A hostess sits in the futuristic cockpit of the new Cadillac Villa concept car designed by Bertone during the press day at Geneva International Motor Show in Geneva, Switzerland(AP Photo/Keystone, Martial Trezzini)

Erica Bulman

With the huge emphasis placed on catering to as many consumers as possible, today's variety means the show's 80 000 square meters of floor space at the PalExpo are filed with a mind-boggling range of vehicles designed for every conceivable life style.

"The trend is going toward versatility and a lot of variety," said Yves Dubreil, vice president-deputy director of vehicle engineering at Renault. "It used to be that car brands had a straightforward range that went from small to big. It reflected social status. The bigger the car I had, the more important or rich I was.

"Cars are no longer an indication of a driver's social status, instead, they make a statement about a person's lifestyle. And there are a lot of different lifestyles."

For the sociable soul, there's the cavernous and friendly Renault Grand Espace.

For the more dynamic, there's the sporty Ferrari F430 Spyder or the Mazda MX-5, both making their world premieres in Geneva.

The adventurous can take control of the 4x4 new Jeep Grand Cherokee, an off-roader actually produced in Austria, or the top-of-the-range Mercedes M-Class SUV.

The business tycoon can slip into the sleek, newly redesigned BMW 3-Series or the Mercedes CLK, which also underwent a stunning facelift.

"You spend a lot of time in your car; you want it suited to you," said Fabio Capano, director of product communication for Toyota Motor Marketing Europe. "You also want it tailored to all of your modern-day needs."

This means today's vehicles must meet mobile phone, music, entertainment, navigational and informational demands.

"Bluetooth, a hands-free option for your phone, having your mobile phone reception switch over to reception from your car antenna, a place to recharge your mobile phone, a navigational screen where you can also look at all your phone numbers and your address book: you want a car that features or adapts to the latest electronic possibilities," Debreil said. "It's one of our major concerns today."

Cars are now being built so well that they can last at least 10-12 years, but electronic technology evolves much faster than that, and allowing for swapping out components requires a great deal of forethought, he added.


Some car makes, such as Toyota, Renault and Lexus, already offer bluetooth options, but other companies are less willing to make costly additions today for tomorrow's unknown.

"We want to keep Chevrolet as affordable as possible, an entry-level car," said Eric Neve, manager of Motorsports Europe for Chevrolet. "We won't install capabilities for a technical accessory if there's only a slight possibility it's coming up in future years."

But the relationship between carmakers and the electronics business is getting tighter.

Accepting the widely respected Deutsche Industrie Normen, car makers from around the world use universal dimensions for electronic accessories so consumers can change radios, CD players and navigational aids unhampered.
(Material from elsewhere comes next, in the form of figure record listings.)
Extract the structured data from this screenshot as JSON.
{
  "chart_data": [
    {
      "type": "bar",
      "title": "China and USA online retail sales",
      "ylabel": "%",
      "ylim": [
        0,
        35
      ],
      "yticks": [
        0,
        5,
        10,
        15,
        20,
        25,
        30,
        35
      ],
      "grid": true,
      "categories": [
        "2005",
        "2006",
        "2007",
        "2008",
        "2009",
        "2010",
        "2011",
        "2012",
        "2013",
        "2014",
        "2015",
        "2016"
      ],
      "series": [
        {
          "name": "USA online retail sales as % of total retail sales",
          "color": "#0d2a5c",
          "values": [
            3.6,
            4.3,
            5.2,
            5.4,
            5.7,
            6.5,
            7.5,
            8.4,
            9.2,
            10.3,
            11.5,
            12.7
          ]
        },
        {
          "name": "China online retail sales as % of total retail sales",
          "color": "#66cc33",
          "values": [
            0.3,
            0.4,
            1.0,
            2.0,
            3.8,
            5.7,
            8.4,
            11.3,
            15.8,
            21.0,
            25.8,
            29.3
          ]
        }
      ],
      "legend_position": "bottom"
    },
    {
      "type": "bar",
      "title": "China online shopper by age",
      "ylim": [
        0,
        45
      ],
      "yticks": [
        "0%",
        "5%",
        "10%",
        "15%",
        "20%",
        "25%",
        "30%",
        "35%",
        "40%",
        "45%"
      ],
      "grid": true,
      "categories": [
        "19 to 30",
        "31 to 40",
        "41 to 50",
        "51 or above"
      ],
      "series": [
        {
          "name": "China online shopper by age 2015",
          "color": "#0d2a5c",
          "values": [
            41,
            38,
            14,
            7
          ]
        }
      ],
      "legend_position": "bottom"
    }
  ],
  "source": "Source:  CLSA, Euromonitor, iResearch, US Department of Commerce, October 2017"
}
This also applies to hidden electronic devices, such as air bags.

That, however, gives electronics suppliers a certain amount of power over the automotive industry.

"It's an interesting debate because the car industry relies heavily on electronics suppliers," Neve said. "You don't want them dictating what's available or else all the cars would be the same.

"There are only a few big suppliers - Delphi, Bosch, Siemens - but you still want your car to be a Chevrolet and not something simply off the shelf. We have some power to demand certain things, of course. When a supplier talks to Chevrolet, it's a potential 1.3 million cars a year. It's the power of volume."

The Swiss show is unique among the world's major car fairs, held in a country with no major auto industry of its own. Automakers regard it as an even playing field to show off their products.

Geneva's show is hosting 261 exhibitors from more than 30 countries, displaying over 900 makes and more than 70 world or European premieres in the passenger car sector alone.

The annual exhibition anticipates 700 000 visitors - 300 000 of them from foreign countries.